Active Records and Value Objects
In the majority of Rails codebases I’ve seen, the active record classes represent some of the core entities in the domain. Hence, financial systems (to use a clichéd example) have an Account class which is an active record. In reasoning about the design of these systems, I want these to be objects with behaviour and mutable state, albeit state which only the object instances themselves manage and mutate. Hence, to deal with interest payments, I don’t want to say:
account = Account.find(1) #substitute in whatever retrieval mechanism takes your fancy
AccountManager.new(account).accrue_interest
since this will almost inevitably lead to the AccountManager class, or whatever else I choose to call it, having to mutate the account instance, leading to Tell Don’t Ask violations. Steve and Matt seem to be suggesting that we instead pass a value object version of the account, and have the resulting value object be persisted back, presumably along these lines:
account = Account.find(1)
vo = Account.find(1).value_object
result = AccountManager.new(vo).accrue_interest
account.update_from(vo)
This smells to me. Although we avoid mixing persistence and domain concerns in the Account class, we introduce a new class whose only job is to represent the data of another class, and we have an ‘-er’ object whose job is to operate on that data. But OOP is supposed to be about behaviour, not data. I’d rather implement things more naturally2:
account = Account.find(1)
account.accrue_interest
Since the accrue_interest
method’s implementation will depend on the account’s type and data, it feels to me that it belongs in the account. Persistence is an entirely separate question from this, and it feels wrong to me to be led to take behaviour away from the most natural place in our system because our persistence pattern is problematic.
Closing thoughts
I tend to think that the active record pattern leads good developers onto the horns of a dilemma: either we can violate the single responsibility principle, or we can take behaviour away from the state which affects that behaviour. It is this dilemma which I believe leads Matt and Steve to think about creating value objects for their active records. I think this approach is dangerous, and would rather avoid the dilemma by avoiding the use of the active record pattern. To that end, I have started sketching an alternative approach to persistence in Ruby, jokingly called Ribernate3. Other people have thought about this too. See for example PlayLouder’s persistence library.

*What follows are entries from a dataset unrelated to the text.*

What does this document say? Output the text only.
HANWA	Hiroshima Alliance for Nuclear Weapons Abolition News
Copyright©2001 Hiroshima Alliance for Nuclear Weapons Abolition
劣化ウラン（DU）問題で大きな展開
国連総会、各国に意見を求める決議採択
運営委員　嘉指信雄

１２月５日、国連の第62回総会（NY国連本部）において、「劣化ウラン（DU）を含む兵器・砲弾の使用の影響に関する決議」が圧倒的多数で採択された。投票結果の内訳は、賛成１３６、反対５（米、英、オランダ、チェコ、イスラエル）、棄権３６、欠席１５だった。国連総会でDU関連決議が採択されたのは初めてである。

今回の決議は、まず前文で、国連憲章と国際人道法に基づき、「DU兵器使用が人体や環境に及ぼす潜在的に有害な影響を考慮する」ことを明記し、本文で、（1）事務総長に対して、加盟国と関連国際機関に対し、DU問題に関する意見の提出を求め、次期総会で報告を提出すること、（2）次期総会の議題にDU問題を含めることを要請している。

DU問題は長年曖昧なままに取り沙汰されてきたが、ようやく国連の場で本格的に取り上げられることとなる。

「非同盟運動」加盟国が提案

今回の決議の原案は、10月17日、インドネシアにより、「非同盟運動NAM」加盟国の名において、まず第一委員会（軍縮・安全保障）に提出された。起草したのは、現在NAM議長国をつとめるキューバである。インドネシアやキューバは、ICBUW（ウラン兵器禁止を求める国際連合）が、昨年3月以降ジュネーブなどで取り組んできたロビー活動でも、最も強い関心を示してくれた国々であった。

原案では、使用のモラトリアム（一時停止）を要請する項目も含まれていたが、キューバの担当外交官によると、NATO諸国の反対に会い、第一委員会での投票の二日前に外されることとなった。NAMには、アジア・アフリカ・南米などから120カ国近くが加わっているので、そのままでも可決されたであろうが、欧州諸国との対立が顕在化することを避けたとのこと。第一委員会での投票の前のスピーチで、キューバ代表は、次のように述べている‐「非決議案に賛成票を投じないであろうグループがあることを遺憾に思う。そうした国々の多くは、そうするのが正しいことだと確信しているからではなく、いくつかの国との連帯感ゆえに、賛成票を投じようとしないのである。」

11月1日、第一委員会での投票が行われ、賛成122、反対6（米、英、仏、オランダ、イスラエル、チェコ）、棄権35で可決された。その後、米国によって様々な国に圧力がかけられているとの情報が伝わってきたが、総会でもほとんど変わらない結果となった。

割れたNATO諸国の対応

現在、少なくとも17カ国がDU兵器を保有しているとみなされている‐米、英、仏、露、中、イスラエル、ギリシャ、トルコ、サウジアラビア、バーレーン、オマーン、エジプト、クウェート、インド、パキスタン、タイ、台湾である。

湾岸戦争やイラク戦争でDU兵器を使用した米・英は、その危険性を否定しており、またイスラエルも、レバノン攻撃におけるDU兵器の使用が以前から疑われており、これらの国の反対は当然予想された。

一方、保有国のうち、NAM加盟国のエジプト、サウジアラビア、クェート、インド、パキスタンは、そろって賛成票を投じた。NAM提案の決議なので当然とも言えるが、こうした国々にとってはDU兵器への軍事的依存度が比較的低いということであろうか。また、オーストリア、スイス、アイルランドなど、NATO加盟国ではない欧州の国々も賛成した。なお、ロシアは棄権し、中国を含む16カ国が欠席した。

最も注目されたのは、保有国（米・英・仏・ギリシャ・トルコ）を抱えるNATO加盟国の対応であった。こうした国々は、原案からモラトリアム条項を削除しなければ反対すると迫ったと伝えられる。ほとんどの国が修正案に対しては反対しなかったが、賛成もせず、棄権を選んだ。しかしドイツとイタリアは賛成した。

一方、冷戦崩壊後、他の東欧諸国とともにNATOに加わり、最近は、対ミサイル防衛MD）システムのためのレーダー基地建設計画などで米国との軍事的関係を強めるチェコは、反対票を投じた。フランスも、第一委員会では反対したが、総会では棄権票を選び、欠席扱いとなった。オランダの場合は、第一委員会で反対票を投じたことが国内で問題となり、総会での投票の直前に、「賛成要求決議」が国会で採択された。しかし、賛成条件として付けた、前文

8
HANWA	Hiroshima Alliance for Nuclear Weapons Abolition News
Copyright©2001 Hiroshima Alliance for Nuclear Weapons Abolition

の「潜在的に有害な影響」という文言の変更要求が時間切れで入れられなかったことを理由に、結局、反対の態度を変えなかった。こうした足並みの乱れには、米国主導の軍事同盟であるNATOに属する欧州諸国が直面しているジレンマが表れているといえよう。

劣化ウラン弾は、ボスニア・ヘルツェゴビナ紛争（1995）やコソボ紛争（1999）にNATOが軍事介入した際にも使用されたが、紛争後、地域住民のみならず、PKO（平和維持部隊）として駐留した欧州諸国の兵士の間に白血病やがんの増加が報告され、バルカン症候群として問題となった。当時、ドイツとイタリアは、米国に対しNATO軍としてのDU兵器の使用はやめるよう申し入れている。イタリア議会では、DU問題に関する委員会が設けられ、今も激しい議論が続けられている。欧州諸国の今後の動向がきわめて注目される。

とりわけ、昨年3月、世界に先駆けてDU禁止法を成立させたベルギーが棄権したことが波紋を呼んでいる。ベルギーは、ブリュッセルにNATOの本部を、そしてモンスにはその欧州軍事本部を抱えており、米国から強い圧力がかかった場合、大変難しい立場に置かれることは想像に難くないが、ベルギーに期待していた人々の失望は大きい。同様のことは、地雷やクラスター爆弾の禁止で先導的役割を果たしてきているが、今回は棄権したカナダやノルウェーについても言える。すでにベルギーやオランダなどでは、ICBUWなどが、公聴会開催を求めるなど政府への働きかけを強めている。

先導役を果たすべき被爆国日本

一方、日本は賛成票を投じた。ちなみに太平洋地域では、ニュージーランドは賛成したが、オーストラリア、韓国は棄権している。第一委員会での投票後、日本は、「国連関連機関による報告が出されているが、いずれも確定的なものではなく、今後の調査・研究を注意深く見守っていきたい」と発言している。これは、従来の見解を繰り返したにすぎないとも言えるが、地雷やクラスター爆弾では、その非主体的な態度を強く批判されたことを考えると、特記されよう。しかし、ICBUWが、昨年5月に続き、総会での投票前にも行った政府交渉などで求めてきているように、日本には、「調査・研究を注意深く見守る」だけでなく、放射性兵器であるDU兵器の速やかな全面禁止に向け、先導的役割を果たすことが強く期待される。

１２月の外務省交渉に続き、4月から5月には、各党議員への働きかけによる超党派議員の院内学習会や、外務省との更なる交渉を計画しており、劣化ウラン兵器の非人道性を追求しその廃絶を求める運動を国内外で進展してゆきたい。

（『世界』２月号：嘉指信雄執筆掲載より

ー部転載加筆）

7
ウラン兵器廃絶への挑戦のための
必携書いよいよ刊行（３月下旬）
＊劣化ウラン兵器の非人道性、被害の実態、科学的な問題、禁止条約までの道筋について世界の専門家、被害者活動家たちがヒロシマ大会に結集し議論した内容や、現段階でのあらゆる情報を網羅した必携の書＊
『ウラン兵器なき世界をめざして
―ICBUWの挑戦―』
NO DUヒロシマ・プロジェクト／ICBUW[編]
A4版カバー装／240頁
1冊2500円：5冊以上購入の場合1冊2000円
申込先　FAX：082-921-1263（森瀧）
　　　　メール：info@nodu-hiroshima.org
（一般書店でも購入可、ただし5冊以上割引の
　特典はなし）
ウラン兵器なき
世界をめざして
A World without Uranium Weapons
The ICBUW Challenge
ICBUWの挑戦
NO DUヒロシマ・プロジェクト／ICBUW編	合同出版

I hope I haven’t misrepresented Matt’s and Steve’s thinking as a strawman here, nor blown a passing remark out of proportion. Matt, Steve, if I have done so, please do let me know and I’ll revise the post. I also respect your caveat that this is all stuff that we as a community are trying to find solutions to, and that you’re not setting yourselves up as authorities on the matter. I hope this blog post can be read in the same spirit.
- I’m not sure off the top of my head whether this is the way date objects actually work in Ruby, but I’d argue it should be if it’s not.
- Well, “more naturally” to me, anyway.
- Please read that code charitably. I dislike a lot of its naming and need to revisit it. It was an afternoon sketch prompted by a rant.